Card game probability with simultaneous drawing From a usual deck of 52 cards we draw 10 cards simultaneously (thus no replacement). What is the probability to have 5 diamonds and a queen?
My attempt: the cardinality of all 10 card possibilities is: $52 \choose 10$. The probability of picking a queen is $4/52$ and the probability of picking 5 diamonds is $13 \choose 5$, finally $36 \choose 4$ ways of picking the last 4 cards. Overall we have then: 
$$P=\frac{4/52 * {13 \choose 5} * {36 \choose 4}}{52 \choose 10} = \frac{891}{2417116}$$
Is this correct? Have I mis-counted something due to the fact that among the 5 diamonds the queen of diamond could have already occured (and thus satisfied the queen condition as well)?
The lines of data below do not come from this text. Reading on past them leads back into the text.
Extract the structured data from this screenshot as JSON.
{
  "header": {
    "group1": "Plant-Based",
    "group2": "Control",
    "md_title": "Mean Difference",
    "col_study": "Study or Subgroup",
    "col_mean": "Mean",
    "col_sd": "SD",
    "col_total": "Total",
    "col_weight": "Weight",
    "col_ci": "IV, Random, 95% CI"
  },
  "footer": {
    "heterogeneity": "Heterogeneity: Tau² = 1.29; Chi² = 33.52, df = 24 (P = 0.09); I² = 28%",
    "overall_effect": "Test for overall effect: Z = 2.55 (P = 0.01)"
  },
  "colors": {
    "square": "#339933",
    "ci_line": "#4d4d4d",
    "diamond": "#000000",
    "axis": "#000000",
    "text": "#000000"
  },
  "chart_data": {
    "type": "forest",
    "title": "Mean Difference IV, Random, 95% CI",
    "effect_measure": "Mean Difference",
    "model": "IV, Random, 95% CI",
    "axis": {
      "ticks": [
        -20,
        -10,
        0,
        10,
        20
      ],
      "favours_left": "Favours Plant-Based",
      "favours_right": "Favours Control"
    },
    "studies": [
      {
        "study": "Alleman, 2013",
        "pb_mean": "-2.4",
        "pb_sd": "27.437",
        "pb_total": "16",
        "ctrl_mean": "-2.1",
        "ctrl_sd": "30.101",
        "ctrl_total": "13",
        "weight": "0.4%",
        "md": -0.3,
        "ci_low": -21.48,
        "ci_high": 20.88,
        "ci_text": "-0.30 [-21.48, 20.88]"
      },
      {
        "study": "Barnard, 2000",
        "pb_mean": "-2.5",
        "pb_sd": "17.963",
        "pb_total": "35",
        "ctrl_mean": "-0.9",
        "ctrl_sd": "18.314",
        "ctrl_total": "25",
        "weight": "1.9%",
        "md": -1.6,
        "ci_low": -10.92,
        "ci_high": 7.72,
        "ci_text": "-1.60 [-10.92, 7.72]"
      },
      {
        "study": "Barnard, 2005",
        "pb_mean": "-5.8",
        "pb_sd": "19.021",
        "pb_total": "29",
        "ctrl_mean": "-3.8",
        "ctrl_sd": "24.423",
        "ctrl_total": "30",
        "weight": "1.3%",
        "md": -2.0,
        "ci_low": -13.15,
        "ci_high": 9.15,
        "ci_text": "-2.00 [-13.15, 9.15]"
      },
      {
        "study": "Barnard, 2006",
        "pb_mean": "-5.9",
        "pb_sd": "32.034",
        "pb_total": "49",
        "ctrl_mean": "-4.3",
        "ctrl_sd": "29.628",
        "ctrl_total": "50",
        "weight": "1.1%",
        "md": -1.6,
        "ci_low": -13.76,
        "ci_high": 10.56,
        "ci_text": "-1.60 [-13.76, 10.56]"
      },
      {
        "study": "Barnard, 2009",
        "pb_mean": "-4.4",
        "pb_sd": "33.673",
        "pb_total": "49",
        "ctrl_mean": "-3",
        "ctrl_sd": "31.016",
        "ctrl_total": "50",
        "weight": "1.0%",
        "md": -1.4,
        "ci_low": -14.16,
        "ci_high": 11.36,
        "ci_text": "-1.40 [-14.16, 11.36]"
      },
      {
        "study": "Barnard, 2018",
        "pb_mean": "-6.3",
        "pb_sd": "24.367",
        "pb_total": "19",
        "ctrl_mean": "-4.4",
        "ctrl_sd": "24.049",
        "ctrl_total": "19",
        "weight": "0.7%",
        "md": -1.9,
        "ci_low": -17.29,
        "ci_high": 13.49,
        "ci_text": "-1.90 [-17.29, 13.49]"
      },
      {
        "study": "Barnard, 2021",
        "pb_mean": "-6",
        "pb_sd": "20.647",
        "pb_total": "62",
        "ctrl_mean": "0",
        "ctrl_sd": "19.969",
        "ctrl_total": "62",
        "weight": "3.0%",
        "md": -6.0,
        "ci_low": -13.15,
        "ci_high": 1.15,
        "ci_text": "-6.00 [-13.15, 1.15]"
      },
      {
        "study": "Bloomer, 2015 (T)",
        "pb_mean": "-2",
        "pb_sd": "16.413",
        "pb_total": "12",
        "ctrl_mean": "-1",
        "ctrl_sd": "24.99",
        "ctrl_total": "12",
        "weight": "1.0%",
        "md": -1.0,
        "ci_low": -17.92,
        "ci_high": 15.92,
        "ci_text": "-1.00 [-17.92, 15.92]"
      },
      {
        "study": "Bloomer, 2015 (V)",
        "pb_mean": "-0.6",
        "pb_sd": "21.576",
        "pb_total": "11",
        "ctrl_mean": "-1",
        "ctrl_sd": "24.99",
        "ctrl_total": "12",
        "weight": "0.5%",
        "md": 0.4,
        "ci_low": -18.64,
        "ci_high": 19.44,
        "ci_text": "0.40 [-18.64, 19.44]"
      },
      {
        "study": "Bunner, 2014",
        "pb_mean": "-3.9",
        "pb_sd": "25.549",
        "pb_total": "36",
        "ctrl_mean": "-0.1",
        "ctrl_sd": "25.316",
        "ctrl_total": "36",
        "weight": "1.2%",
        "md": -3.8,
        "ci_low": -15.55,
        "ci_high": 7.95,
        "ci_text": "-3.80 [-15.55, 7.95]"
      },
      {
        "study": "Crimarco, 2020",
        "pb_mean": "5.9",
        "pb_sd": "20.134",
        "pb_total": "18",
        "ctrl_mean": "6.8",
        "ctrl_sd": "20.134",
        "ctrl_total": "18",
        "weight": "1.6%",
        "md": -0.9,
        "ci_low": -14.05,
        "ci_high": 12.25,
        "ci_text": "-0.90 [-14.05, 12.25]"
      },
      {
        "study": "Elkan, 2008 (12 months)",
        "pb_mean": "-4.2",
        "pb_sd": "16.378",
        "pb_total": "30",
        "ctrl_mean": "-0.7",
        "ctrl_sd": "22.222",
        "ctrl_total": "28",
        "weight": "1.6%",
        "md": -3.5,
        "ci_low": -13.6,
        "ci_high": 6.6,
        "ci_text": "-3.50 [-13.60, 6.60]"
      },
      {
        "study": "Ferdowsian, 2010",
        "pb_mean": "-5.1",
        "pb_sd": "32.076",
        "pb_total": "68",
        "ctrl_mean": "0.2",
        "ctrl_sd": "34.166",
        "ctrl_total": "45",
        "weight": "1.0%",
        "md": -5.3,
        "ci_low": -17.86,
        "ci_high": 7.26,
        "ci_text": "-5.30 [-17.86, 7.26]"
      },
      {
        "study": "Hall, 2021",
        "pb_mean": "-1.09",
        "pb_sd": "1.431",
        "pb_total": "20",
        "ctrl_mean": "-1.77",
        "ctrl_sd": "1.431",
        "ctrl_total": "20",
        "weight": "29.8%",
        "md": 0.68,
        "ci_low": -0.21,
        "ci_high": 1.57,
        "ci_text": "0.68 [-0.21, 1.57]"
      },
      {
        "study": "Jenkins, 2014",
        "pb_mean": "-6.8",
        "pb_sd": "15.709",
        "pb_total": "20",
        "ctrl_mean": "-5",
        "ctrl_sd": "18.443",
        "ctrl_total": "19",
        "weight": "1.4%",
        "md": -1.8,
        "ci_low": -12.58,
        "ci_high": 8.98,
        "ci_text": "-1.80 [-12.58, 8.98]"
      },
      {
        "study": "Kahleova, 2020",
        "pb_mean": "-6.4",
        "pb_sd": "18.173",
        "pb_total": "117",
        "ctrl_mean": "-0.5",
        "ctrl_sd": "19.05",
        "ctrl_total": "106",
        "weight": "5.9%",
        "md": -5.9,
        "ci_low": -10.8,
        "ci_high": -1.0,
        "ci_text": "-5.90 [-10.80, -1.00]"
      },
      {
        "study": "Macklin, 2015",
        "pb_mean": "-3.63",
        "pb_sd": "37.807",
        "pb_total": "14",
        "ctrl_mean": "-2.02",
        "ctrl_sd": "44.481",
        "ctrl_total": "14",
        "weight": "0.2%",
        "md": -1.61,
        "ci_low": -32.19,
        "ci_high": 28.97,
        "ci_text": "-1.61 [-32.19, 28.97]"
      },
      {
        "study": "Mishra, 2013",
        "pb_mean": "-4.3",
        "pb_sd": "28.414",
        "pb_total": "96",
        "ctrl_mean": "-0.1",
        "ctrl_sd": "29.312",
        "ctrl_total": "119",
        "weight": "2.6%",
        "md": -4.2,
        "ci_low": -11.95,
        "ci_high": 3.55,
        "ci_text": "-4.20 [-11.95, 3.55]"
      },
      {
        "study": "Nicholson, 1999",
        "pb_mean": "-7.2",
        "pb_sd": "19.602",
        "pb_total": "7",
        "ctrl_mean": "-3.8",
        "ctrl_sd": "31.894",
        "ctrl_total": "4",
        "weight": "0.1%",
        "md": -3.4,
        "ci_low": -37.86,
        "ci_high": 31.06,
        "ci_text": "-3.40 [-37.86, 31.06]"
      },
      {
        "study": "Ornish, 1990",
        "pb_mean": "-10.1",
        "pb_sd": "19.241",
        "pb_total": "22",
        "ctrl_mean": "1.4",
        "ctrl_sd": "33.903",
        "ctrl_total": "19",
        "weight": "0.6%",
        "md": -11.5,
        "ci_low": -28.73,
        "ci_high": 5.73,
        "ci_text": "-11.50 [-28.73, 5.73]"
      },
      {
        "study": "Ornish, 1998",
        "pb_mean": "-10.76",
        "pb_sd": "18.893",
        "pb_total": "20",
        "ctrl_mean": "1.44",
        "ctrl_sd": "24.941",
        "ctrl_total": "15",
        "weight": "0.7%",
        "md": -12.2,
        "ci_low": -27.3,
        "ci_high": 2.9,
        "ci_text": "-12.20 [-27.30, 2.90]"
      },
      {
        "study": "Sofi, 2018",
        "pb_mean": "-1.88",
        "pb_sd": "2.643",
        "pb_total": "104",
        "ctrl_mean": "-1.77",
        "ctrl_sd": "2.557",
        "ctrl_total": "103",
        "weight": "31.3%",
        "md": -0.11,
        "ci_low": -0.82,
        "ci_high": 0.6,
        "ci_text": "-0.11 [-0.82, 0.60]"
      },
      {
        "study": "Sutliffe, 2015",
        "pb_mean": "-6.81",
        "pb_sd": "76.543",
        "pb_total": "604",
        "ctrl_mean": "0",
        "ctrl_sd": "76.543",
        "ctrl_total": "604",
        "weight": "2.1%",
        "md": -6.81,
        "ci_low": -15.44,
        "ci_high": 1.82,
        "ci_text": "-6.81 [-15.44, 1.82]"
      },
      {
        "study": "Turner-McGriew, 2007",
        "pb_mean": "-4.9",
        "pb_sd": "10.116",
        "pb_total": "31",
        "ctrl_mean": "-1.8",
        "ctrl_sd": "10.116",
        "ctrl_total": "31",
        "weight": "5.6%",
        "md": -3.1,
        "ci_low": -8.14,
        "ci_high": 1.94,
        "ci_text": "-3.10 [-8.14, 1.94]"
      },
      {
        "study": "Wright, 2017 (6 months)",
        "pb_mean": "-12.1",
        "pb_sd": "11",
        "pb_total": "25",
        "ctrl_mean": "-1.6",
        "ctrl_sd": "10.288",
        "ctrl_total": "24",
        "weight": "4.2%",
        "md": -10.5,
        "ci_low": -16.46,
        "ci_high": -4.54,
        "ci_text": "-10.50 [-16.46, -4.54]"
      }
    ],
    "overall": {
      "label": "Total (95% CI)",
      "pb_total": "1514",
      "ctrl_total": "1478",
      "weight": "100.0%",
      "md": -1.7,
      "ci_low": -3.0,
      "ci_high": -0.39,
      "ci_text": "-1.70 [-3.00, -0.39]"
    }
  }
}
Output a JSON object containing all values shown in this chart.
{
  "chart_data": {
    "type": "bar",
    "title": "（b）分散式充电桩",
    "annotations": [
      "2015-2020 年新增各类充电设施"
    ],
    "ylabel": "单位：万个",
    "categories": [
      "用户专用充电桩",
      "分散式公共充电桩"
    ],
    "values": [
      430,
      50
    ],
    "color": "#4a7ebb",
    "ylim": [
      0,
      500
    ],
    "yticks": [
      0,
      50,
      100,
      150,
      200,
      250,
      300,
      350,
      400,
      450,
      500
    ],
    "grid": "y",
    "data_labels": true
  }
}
I'm having some difficulties as to how translate such questions in terms of union or intersection of simpler events, any help would be much appreciated.
 A: If I call $D$ the random variable to have some number of diamonds in the hand (ten cards) and $Q$ the random variable to have some number of queen in the hand the probability that I want is
$$\Pr[D=5\cap Q=1]$$
We have two different kind of hands for this situation and $D$ and $Q$ are not independent
$$\Pr[D=5\cap Q=1]=\begin{cases}\binom{12}{5}\binom{3}{1}\binom{52-16}{4}\binom{52}{10}^{-1},\ &\text{ if the queen is not diamond}\\\binom{12}{4}\binom{1}{1}\binom{52-16}{5}\binom{52}{10}^{-1},\ &\text{ if the queen is diamond}\end{cases}$$
Add the two cases to have the probability that you want
A: The likelihood of getting exactly k diamonds in ten cards is ${{13 \choose k}*{39 \choose 10-k}\over {52 \choose 10}}$.
The odds of getting at least one queen are not independent of the number of diamonds. (For example, if you have 13 diamonds you are sure to have a queen.) Rather, if you have k diamonds, the likelihood that none of them are the queen is ${(13-k)\over 13}$, while the likelihood of the non-diamonds all being non-queen is ${36!/(26+k)!\over 39!/(29+k)!}$.  Therefore, the likelihood of having at least one queen given k diamonds is 1 - ${(13-k)\over 13}*{36!/(26+k)!\over 39!/(29+k)!}$
That being said, the likelihood of getting at least 5 diamonds and at least one queen is $$\sum_{k=5}^{13} {{13 \choose k}*{39 \choose 10-k}\over {52 \choose 10}}*\left(1 - {(13-k)\over 13}*{36!/(26+k)!\over 39!/(29+k)!}\right)$$